9 Responses to “Scintillation, Part the Third.”

  • bnanno Says:

    Enjoying these posts

  • Ben Says:

    Vorkosigan, meh. Well, it’s probably got more to do with expectations for me, but – I’ve only read Cordelia’s Honor (which features the two Cordelia novels). And I was told I’d enjoy them. But I said, mh, I’m not convinced. It sounds a lot like those generic scifi romances. But, no, supposedly it wasn’t at all like that; and there’d be survival and civil war and the romance really wasn’t nearly so bad.

    So, fine, I read it, and yes, it wasn’t that bad.
    But I’m also baffled why particularly they felt the need to recommend the novel. It’s just so … well. I don’t think there’s any aspect that hasn’t been done better elsewhere. There’s better romances and better survival novels and better civil wars.
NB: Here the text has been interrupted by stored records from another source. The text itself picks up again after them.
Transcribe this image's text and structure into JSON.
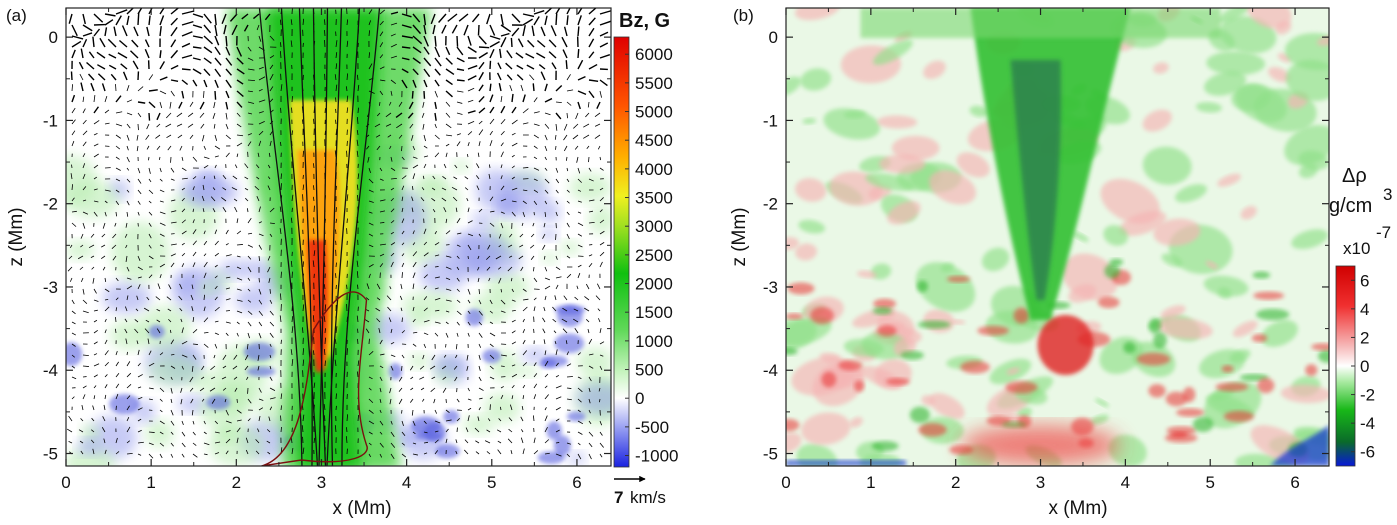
{
  "chart_data": [
    {
      "type": "heatmap",
      "panel_label": "(a)",
      "xlabel": "x (Mm)",
      "ylabel": "z (Mm)",
      "xlim": [
        0,
        6.4
      ],
      "ylim": [
        -5.15,
        0.35
      ],
      "x_ticks": [
        "0",
        "1",
        "2",
        "3",
        "4",
        "5",
        "6"
      ],
      "y_ticks": [
        "0",
        "-1",
        "-2",
        "-3",
        "-4",
        "-5"
      ],
      "colorbar": {
        "title": "Bz, G",
        "range": [
          -1200,
          6300
        ],
        "ticks": [
          "6000",
          "5500",
          "5000",
          "4500",
          "4000",
          "3500",
          "3000",
          "2500",
          "2000",
          "1500",
          "1000",
          "500",
          "0",
          "-500",
          "-1000"
        ],
        "colors": [
          "#1a22e0",
          "#8890f0",
          "#ffffff",
          "#b8f0b0",
          "#33cc33",
          "#00c000",
          "#f0f020",
          "#ffb000",
          "#ff5000",
          "#e00000"
        ]
      },
      "overlays": [
        "velocity-vectors",
        "magnetic-field-lines"
      ],
      "vector_reference": {
        "magnitude": "7",
        "unit": "km/s"
      },
      "description_shape": "vertical magnetic flux tube centered near x≈3 Mm with peak Bz ≈6000 G near z≈-3.5 Mm"
    },
    {
      "type": "heatmap",
      "panel_label": "(b)",
      "xlabel": "x (Mm)",
      "ylabel": "z (Mm)",
      "xlim": [
        0,
        6.4
      ],
      "ylim": [
        -5.15,
        0.35
      ],
      "x_ticks": [
        "0",
        "1",
        "2",
        "3",
        "4",
        "5",
        "6"
      ],
      "y_ticks": [
        "0",
        "-1",
        "-2",
        "-3",
        "-4",
        "-5"
      ],
      "colorbar": {
        "title_line1": "Δρ",
        "title_line2": "g/cm",
        "title_sup": "3",
        "multiplier": "x10",
        "multiplier_exp": "-7",
        "range": [
          -7,
          7
        ],
        "ticks": [
          "6",
          "4",
          "2",
          "0",
          "-2",
          "-4",
          "-6"
        ],
        "colors": [
          "#1020d0",
          "#10a010",
          "#30d030",
          "#ffffff",
          "#f0a0a0",
          "#ee2020",
          "#c00000"
        ]
      }
    }
  ]
}
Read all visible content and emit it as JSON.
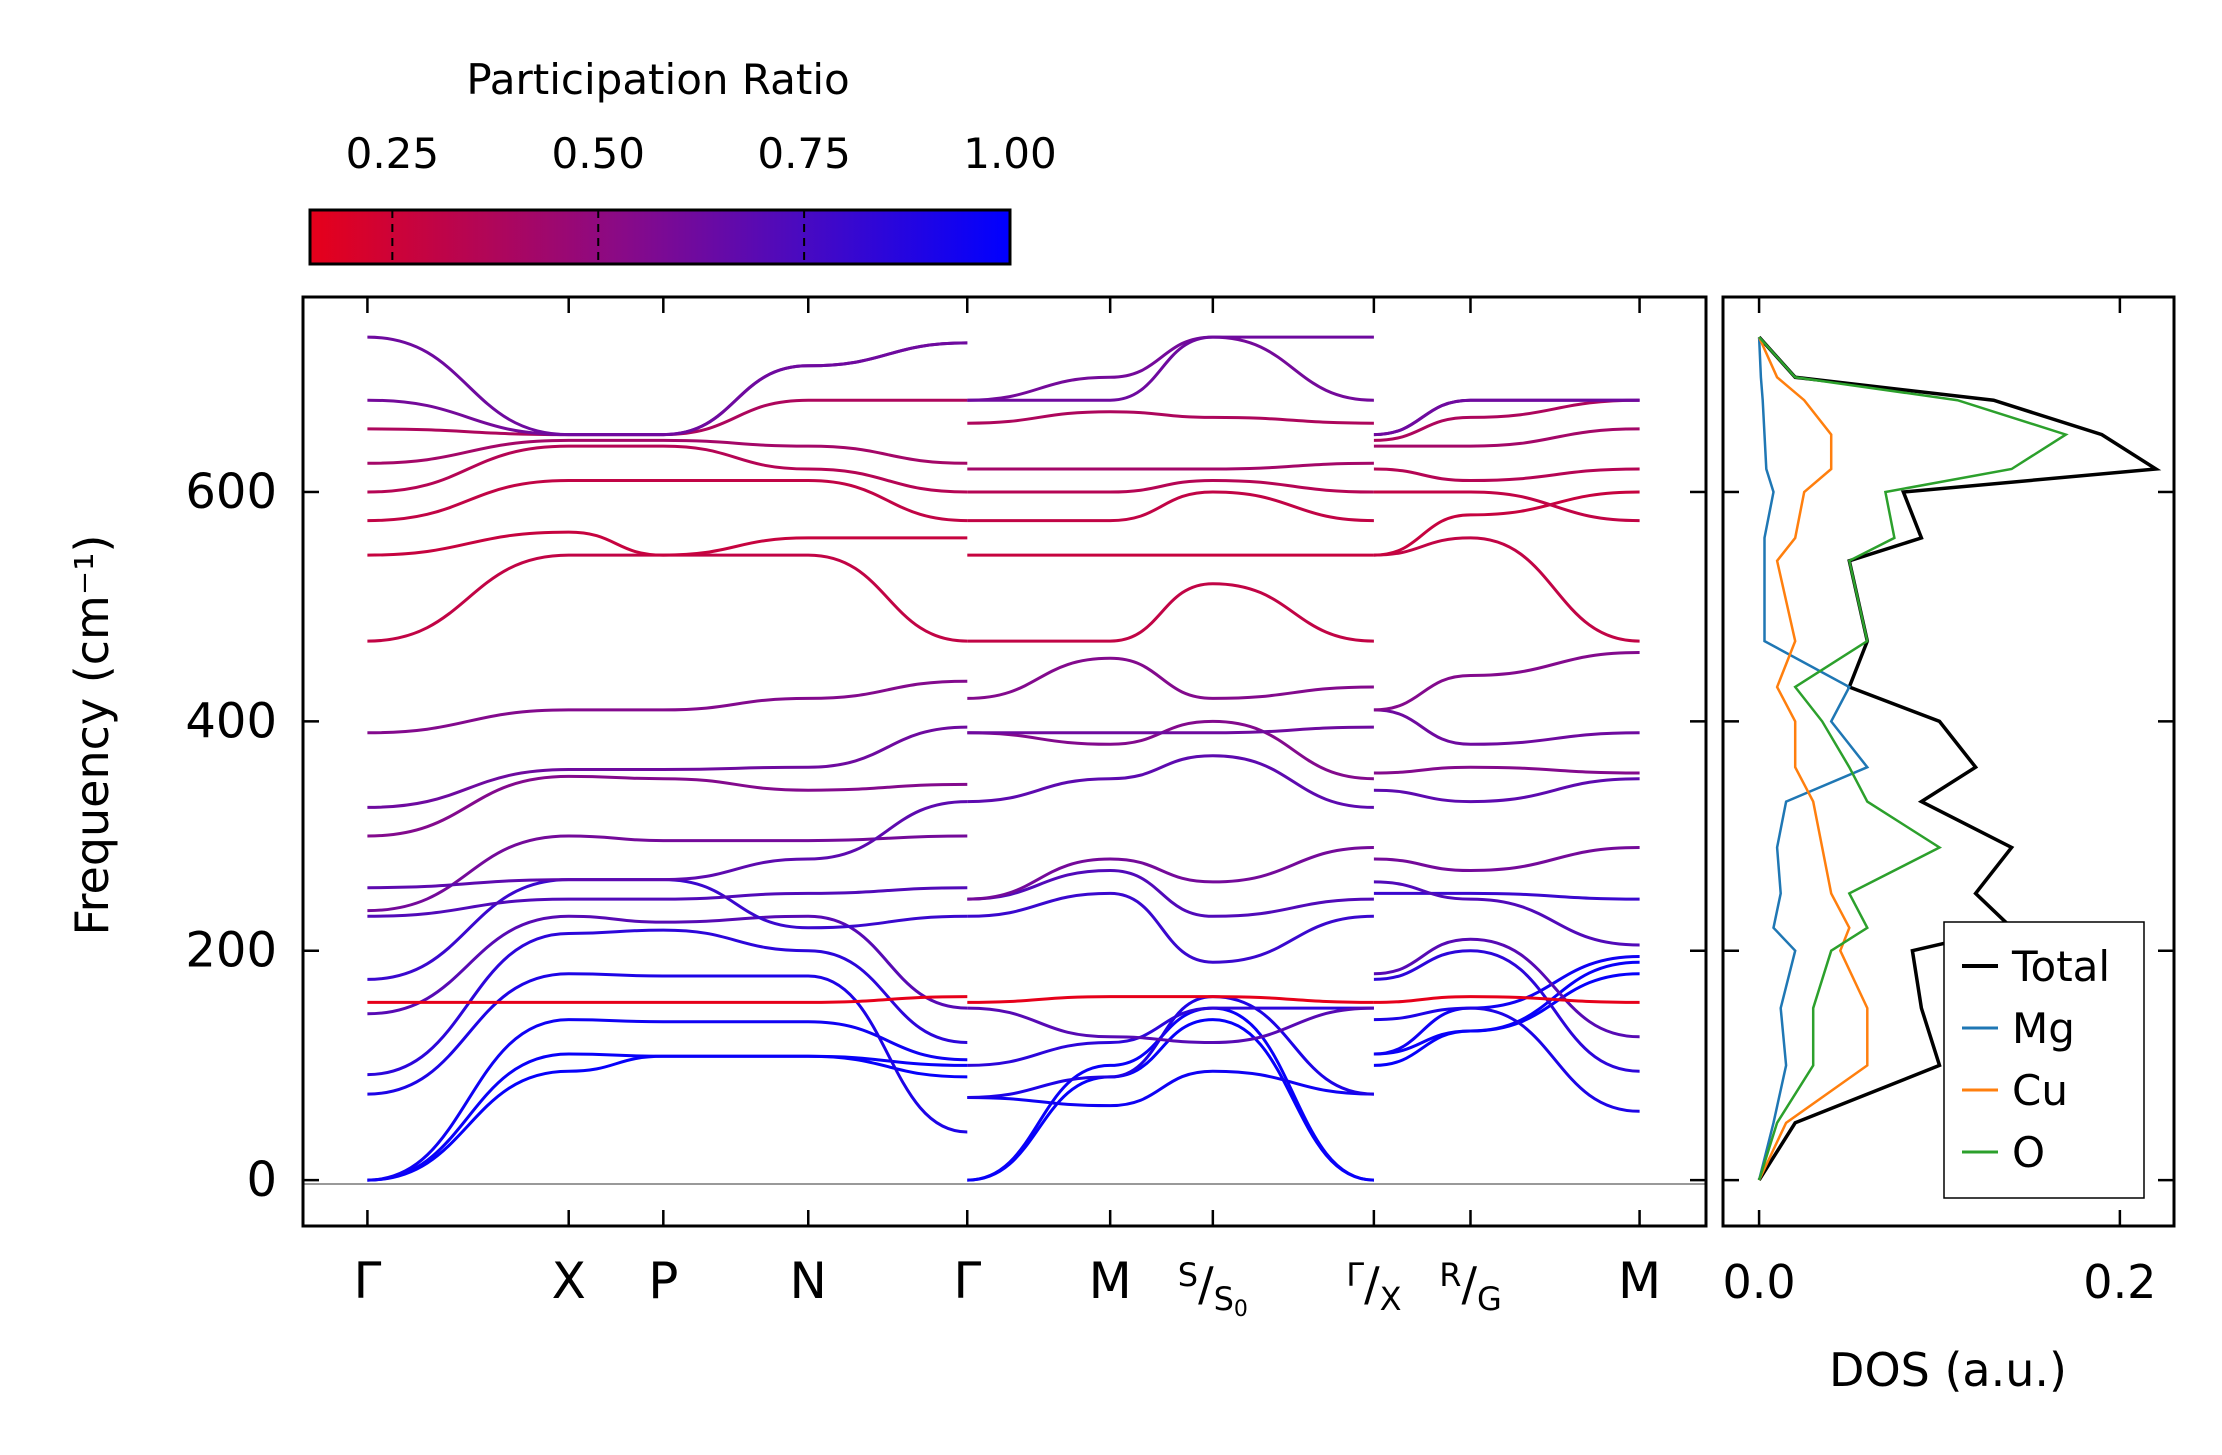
{
  "chart_data": [
    {
      "type": "line",
      "subtype": "phonon-band-structure",
      "title": "",
      "xlabel": "",
      "ylabel": "Frequency (cm⁻¹)",
      "ylim": [
        -40,
        770
      ],
      "y_ticks": [
        0,
        200,
        400,
        600
      ],
      "y_tick_labels": [
        "0",
        "200",
        "400",
        "600"
      ],
      "x_path_labels": [
        {
          "main": "Γ",
          "pos": 0.0
        },
        {
          "main": "X",
          "pos": 1.0
        },
        {
          "main": "P",
          "pos": 1.47
        },
        {
          "main": "N",
          "pos": 2.19
        },
        {
          "main": "Γ",
          "pos": 2.98
        },
        {
          "main": "M",
          "pos": 3.69
        },
        {
          "main": "S",
          "sub": "S",
          "subsub": "0",
          "pos": 4.2
        },
        {
          "main": "Γ",
          "sub": "X",
          "pos": 5.0
        },
        {
          "main": "R",
          "sub": "G",
          "pos": 5.48
        },
        {
          "main": "M",
          "pos": 6.32
        }
      ],
      "x_range": [
        -0.32,
        6.65
      ],
      "segment_breaks": [
        2.98,
        5.0
      ],
      "color_by": "Participation Ratio",
      "bands_description": "Phonon branches 0–735 cm⁻¹; acoustic modes start at 0 at Γ",
      "bands": [
        {
          "f": [
            0,
            95,
            108,
            108,
            90,
            0,
            90,
            140,
            0,
            100,
            130,
            180
          ],
          "pr": 0.98
        },
        {
          "f": [
            0,
            110,
            108,
            108,
            100,
            0,
            100,
            150,
            0,
            110,
            130,
            190
          ],
          "pr": 0.97
        },
        {
          "f": [
            0,
            140,
            138,
            138,
            105,
            72,
            65,
            95,
            75,
            110,
            150,
            195
          ],
          "pr": 0.95
        },
        {
          "f": [
            75,
            180,
            178,
            178,
            42,
            72,
            90,
            160,
            75,
            140,
            150,
            60
          ],
          "pr": 0.9
        },
        {
          "f": [
            92,
            215,
            218,
            200,
            120,
            100,
            120,
            150,
            150,
            175,
            200,
            95
          ],
          "pr": 0.85
        },
        {
          "f": [
            145,
            230,
            225,
            230,
            150,
            150,
            125,
            120,
            150,
            180,
            210,
            125
          ],
          "pr": 0.7
        },
        {
          "f": [
            155,
            155,
            155,
            155,
            160,
            155,
            160,
            160,
            155,
            155,
            160,
            155
          ],
          "pr": 0.1
        },
        {
          "f": [
            175,
            262,
            262,
            220,
            230,
            230,
            250,
            190,
            230,
            250,
            250,
            245
          ],
          "pr": 0.8
        },
        {
          "f": [
            230,
            245,
            245,
            250,
            255,
            245,
            270,
            230,
            245,
            260,
            245,
            205
          ],
          "pr": 0.72
        },
        {
          "f": [
            235,
            300,
            296,
            296,
            300,
            245,
            280,
            260,
            290,
            280,
            270,
            290
          ],
          "pr": 0.6
        },
        {
          "f": [
            255,
            262,
            262,
            280,
            330,
            330,
            350,
            370,
            325,
            340,
            330,
            350
          ],
          "pr": 0.68
        },
        {
          "f": [
            300,
            352,
            350,
            340,
            345,
            390,
            380,
            400,
            350,
            355,
            360,
            355
          ],
          "pr": 0.55
        },
        {
          "f": [
            325,
            358,
            358,
            360,
            395,
            390,
            390,
            390,
            395,
            410,
            380,
            390
          ],
          "pr": 0.62
        },
        {
          "f": [
            390,
            410,
            410,
            420,
            435,
            420,
            455,
            420,
            430,
            410,
            440,
            460
          ],
          "pr": 0.55
        },
        {
          "f": [
            470,
            545,
            545,
            545,
            470,
            470,
            470,
            520,
            470,
            545,
            560,
            470
          ],
          "pr": 0.3
        },
        {
          "f": [
            545,
            565,
            545,
            560,
            560,
            545,
            545,
            545,
            545,
            545,
            580,
            600
          ],
          "pr": 0.28
        },
        {
          "f": [
            575,
            610,
            610,
            610,
            575,
            575,
            575,
            600,
            575,
            600,
            600,
            575
          ],
          "pr": 0.3
        },
        {
          "f": [
            600,
            640,
            640,
            620,
            600,
            600,
            600,
            610,
            600,
            620,
            610,
            620
          ],
          "pr": 0.35
        },
        {
          "f": [
            625,
            645,
            645,
            640,
            625,
            620,
            620,
            620,
            625,
            640,
            640,
            655
          ],
          "pr": 0.42
        },
        {
          "f": [
            655,
            650,
            650,
            680,
            680,
            660,
            670,
            665,
            660,
            645,
            665,
            680
          ],
          "pr": 0.38
        },
        {
          "f": [
            680,
            650,
            650,
            710,
            730,
            680,
            700,
            735,
            680,
            650,
            680,
            680
          ],
          "pr": 0.6
        },
        {
          "f": [
            735,
            650,
            650,
            710,
            730,
            680,
            680,
            735,
            735,
            650,
            680,
            680
          ],
          "pr": 0.62
        }
      ]
    },
    {
      "type": "line",
      "subtype": "density-of-states",
      "title": "",
      "xlabel": "DOS (a.u.)",
      "ylabel": "",
      "xlim": [
        -0.02,
        0.23
      ],
      "ylim": [
        -40,
        770
      ],
      "x_ticks": [
        0.0,
        0.2
      ],
      "x_tick_labels": [
        "0.0",
        "0.2"
      ],
      "legend": {
        "position": "lower-right",
        "entries": [
          "Total",
          "Mg",
          "Cu",
          "O"
        ]
      },
      "series": [
        {
          "name": "Total",
          "color": "#000000",
          "y": [
            0,
            50,
            100,
            150,
            200,
            220,
            250,
            290,
            330,
            360,
            400,
            430,
            470,
            540,
            560,
            600,
            620,
            650,
            680,
            700,
            735
          ],
          "values": [
            0,
            0.02,
            0.1,
            0.09,
            0.085,
            0.14,
            0.12,
            0.14,
            0.09,
            0.12,
            0.1,
            0.05,
            0.06,
            0.05,
            0.09,
            0.08,
            0.22,
            0.19,
            0.13,
            0.02,
            0.0
          ]
        },
        {
          "name": "Mg",
          "color": "#1f77b4",
          "y": [
            0,
            50,
            100,
            150,
            200,
            220,
            250,
            290,
            330,
            360,
            400,
            430,
            470,
            540,
            560,
            600,
            620,
            650,
            680,
            700,
            735
          ],
          "values": [
            0,
            0.008,
            0.015,
            0.012,
            0.02,
            0.008,
            0.012,
            0.01,
            0.015,
            0.06,
            0.04,
            0.05,
            0.003,
            0.003,
            0.003,
            0.008,
            0.004,
            0.003,
            0.002,
            0.001,
            0
          ]
        },
        {
          "name": "Cu",
          "color": "#ff7f0e",
          "y": [
            0,
            50,
            100,
            150,
            200,
            220,
            250,
            290,
            330,
            360,
            400,
            430,
            470,
            540,
            560,
            600,
            620,
            650,
            680,
            700,
            735
          ],
          "values": [
            0,
            0.015,
            0.06,
            0.06,
            0.045,
            0.05,
            0.04,
            0.035,
            0.03,
            0.02,
            0.02,
            0.01,
            0.02,
            0.01,
            0.02,
            0.025,
            0.04,
            0.04,
            0.025,
            0.01,
            0
          ]
        },
        {
          "name": "O",
          "color": "#2ca02c",
          "y": [
            0,
            50,
            100,
            150,
            200,
            220,
            250,
            290,
            330,
            360,
            400,
            430,
            470,
            540,
            560,
            600,
            620,
            650,
            680,
            700,
            735
          ],
          "values": [
            0,
            0.01,
            0.03,
            0.03,
            0.04,
            0.06,
            0.05,
            0.1,
            0.06,
            0.05,
            0.035,
            0.02,
            0.06,
            0.05,
            0.075,
            0.07,
            0.14,
            0.17,
            0.11,
            0.02,
            0
          ]
        }
      ]
    },
    {
      "type": "heatmap",
      "subtype": "colorbar",
      "title": "Participation Ratio",
      "range": [
        0.15,
        1.0
      ],
      "ticks": [
        0.25,
        0.5,
        0.75,
        1.0
      ],
      "tick_labels": [
        "0.25",
        "0.50",
        "0.75",
        "1.00"
      ],
      "color_low": "#e6001a",
      "color_mid": "#7a0aa0",
      "color_high": "#0000ff"
    }
  ]
}
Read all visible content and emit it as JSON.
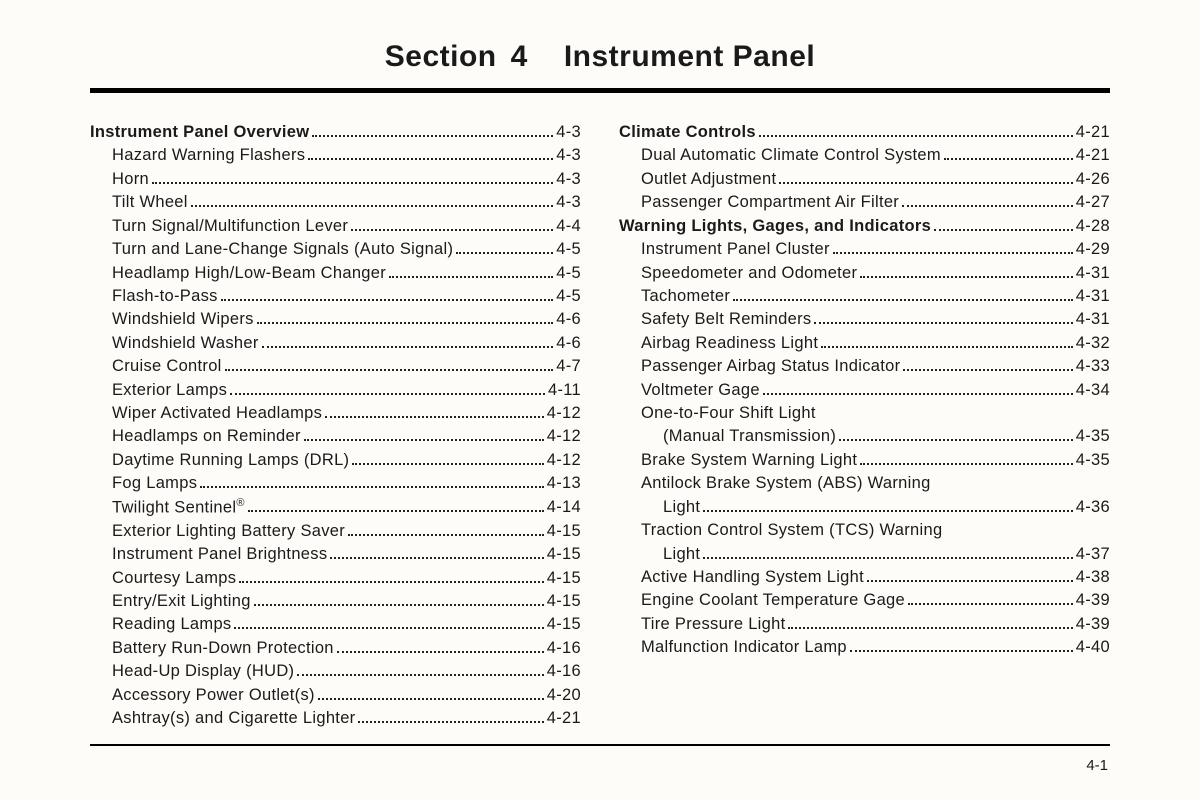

    Just didn’t do anything much for me. Guess the Miles novel are maybe better, but, eh, there’s plenty of other books out there.

  • marginsofpages Says:

    Do you happen to have notes on any other Man vs Canal stories that came up? It’s a genre/trope/?? that I’m wanting to read more and more these days, but it’s difficult to find other than by personal recommendation. I’ll definitely check out The Alchemists, but if you have others I would love to know about them.

    • Rosemary Says:

      I was racking my brains for examples of books with no antagonists, before the convention! I feel like I’ve read a million, but when it came down to names, I had trouble pinning down examples… one I did bring up, but forgot to mention in the blog post was Jeff Vandemeer’s Annihilation. Ted Chiang’s brilliant Story of Your Life now springs to mind — not a novel, but a novella in his collection of the same name. (Chiang is an author I absolutely love.) But some of the other commenters have more examples, below.

  • Geary Gravel Says:

    THE ALCHEMISTS?
    To quote Obi-Wan: “Now that’s a name I’ve not heard in a long time . . .”
    Thanks for the nice mention! I’ve been enjoying your play-by-play of Scintillation. Sounds like a fine time was had by all and many worthy things were discussed.

  • Walter Underwood Says:

    I might put “The Calculating Stars” in the Man vs. Canal category. There are obstacles, but not really villains.

    • Rosemary Says:

      Mary Robinette Kowal is an author who has been recommending to me by lots of people, and The Calculating Stars, especially. Sadly, I’ve yet to read any of her books! She’s on my imaginary “to read” stack.

      She also is a voice actor and is the narrator on lots of audiobooks (I last heard her read Neal Stephensons Seveneves).

      She’s also a puppetteer.

  • Joshua Smith Says:

    I’m inclined to bring up Greg Egan on just about any SF topic, and this one is no exception. I would submit that this applies to Diaspora, Incandescence, Orthogonal, and Phoresis, at least. Some of these could perhaps be seen as “man vs. canal”, I suppose, but more often the cooperation is in pursuit of knowledge. Even in Incandescence, where they face one of the nastiest metaphorical foes you’ll find in an sf novel, the important thing is to figure out how gravity really works, then they can figure out what to do about it, and it doesn’t hurt that they’re already a eusocial species.

    • Rosemary Says:

      Greg Egan was brought up at the panel, and Incandescence was especially singled out. Alas, have not read, um, well, any of his books myself. Yet. (Another author on my “to read” list.)